Queridos hermanos:
A lo largo de la semana hemos podido ver a Jesús en plena actividad. El evangelista Marcos parece recrearse en contar algunos de los milagros con los que Jesús acompañó su anuncio de la cercanía del Reino, de la Buena Nueva, y su llamada a la conversión. Su intención ya la sabemos: hacer signos que muestren que efectivamente con Él ha llegado el Enviado de Dios para la Salvación del mundo, que en Él está el poder de Dios capaz de vencer el mal en todas sus formas. Hoy contemplamos un nuevo milagro de Jesús…
Pero no se trata de uno más… Al leer el texto enseguida nos damos cuenta de que hay en él algunas cosas que lo hacen muy especial.

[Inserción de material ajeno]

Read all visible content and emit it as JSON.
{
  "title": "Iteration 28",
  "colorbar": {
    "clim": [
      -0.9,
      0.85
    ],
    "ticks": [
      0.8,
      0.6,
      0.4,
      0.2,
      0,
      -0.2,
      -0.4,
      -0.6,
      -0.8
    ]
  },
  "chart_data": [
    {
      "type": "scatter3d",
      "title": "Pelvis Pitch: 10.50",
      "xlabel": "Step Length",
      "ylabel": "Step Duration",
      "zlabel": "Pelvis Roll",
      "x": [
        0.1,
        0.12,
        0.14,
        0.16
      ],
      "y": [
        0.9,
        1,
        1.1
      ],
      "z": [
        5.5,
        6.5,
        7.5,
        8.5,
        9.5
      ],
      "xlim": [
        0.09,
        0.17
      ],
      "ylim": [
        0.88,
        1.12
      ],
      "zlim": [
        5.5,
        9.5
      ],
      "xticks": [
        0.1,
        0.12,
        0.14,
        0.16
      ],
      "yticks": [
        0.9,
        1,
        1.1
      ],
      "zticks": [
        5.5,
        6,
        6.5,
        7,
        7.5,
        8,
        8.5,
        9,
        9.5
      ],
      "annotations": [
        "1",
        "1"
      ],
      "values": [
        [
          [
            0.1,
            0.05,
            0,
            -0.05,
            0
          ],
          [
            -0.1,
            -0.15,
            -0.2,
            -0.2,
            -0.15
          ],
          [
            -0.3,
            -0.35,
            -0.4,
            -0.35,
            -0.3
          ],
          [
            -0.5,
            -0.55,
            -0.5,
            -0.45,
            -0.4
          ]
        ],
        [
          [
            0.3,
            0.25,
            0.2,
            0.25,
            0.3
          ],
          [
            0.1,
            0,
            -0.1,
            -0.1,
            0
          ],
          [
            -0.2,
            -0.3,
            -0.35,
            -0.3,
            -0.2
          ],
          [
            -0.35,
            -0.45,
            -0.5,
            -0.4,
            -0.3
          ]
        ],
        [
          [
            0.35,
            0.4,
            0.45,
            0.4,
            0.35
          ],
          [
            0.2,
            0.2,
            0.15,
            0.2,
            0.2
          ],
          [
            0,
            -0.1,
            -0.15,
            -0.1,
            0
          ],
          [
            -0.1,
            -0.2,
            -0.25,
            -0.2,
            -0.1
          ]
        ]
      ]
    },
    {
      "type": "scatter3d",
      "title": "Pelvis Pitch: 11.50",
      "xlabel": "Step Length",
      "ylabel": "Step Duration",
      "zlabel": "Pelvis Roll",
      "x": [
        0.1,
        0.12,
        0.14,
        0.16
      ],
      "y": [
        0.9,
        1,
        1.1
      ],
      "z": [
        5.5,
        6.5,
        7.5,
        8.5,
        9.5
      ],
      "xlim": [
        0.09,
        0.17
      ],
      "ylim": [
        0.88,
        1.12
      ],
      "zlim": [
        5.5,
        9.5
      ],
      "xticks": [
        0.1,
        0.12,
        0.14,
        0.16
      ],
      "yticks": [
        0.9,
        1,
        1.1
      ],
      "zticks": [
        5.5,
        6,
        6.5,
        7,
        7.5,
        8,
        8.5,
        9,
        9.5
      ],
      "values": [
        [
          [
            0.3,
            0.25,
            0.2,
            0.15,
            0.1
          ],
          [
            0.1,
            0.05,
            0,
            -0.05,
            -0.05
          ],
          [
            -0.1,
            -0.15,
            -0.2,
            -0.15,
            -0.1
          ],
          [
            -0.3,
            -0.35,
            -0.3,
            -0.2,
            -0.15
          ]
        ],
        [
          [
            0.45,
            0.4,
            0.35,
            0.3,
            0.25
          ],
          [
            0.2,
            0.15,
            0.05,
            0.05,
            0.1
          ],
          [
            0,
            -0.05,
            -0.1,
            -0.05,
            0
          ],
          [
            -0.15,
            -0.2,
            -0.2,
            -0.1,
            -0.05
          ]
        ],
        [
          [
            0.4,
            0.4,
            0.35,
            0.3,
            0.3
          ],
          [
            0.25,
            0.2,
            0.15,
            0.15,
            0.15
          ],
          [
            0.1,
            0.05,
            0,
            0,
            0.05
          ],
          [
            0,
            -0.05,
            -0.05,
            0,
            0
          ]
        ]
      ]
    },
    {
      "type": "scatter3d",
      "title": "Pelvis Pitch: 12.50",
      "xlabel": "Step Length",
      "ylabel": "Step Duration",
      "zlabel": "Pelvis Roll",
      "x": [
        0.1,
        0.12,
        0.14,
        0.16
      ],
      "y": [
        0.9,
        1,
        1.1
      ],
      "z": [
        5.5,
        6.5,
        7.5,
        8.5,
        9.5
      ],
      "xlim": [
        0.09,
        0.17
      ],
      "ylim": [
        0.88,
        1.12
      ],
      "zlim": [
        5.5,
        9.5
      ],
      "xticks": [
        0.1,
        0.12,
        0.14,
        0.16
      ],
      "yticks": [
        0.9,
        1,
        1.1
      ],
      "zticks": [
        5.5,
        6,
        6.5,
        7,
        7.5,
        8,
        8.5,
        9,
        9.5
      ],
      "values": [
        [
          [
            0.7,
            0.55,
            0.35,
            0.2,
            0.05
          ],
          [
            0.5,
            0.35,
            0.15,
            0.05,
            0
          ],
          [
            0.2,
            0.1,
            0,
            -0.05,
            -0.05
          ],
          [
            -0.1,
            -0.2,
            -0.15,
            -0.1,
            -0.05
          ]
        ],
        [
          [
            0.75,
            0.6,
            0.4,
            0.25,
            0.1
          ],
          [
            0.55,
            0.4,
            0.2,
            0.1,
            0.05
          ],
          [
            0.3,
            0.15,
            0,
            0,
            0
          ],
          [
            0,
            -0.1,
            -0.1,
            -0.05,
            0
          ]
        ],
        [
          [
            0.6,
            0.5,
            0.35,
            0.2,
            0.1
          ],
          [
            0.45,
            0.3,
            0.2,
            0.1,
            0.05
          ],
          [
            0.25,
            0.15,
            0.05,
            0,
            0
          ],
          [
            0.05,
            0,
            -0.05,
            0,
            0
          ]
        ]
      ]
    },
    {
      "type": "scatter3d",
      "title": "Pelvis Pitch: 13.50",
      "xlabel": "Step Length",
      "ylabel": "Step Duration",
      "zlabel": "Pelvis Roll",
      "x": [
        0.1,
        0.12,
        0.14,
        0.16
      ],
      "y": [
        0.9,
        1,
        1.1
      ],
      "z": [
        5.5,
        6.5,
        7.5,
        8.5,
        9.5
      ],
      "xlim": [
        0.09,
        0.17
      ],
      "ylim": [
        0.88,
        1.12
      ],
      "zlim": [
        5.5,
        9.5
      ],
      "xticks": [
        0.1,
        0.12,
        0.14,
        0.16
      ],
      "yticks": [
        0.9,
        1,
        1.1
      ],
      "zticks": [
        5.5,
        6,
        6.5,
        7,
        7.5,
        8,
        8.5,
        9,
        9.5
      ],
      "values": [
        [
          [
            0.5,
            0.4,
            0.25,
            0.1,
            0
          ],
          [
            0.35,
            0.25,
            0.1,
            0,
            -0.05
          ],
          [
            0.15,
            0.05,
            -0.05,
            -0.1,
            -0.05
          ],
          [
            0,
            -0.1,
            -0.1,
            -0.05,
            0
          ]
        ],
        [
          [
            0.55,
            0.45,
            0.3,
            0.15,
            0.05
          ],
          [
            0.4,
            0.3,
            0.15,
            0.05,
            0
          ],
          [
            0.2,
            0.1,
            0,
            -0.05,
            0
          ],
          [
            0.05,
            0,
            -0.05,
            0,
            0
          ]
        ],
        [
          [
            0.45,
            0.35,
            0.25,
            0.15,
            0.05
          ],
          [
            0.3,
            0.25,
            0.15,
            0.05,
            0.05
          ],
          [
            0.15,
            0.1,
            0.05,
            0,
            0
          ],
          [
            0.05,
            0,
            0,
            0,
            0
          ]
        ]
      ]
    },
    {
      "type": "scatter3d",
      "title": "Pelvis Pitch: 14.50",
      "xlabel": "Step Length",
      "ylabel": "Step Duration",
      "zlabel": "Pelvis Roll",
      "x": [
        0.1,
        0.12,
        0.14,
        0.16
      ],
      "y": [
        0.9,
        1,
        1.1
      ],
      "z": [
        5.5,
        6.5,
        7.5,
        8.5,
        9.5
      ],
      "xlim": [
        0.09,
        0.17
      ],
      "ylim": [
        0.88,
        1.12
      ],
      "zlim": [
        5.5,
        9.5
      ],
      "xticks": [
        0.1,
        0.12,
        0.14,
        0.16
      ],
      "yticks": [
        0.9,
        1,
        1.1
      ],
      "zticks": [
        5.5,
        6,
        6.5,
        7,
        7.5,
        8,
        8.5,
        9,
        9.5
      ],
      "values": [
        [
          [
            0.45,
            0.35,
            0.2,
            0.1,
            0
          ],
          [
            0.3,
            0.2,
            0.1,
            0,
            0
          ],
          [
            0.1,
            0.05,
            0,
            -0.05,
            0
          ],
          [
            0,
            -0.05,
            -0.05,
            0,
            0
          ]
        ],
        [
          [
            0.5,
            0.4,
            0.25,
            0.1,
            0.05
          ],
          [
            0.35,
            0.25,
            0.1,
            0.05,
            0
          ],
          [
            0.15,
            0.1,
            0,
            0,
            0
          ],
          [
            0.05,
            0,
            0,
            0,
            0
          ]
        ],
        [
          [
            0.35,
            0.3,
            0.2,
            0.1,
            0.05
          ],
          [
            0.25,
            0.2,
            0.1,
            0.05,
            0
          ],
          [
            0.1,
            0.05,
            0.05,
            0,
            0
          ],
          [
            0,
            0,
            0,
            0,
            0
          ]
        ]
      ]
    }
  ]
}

En esta ocasión, Jesús parece querer dejar muy clara su intención y el sentido de sus milagros. Sigamos paso a paso el texto:
Tras el comienzo situando históricamente la acción (“a los pocos días… en Cafarnaún”), la trama comienza su desarrollo: un montón de gente, “tantos que no quedaba sitio ni a la puerta”, acude al enterarse de que Jesús “estaba en casa”. Fiel a su misión, Jesús les “propone la palabra”.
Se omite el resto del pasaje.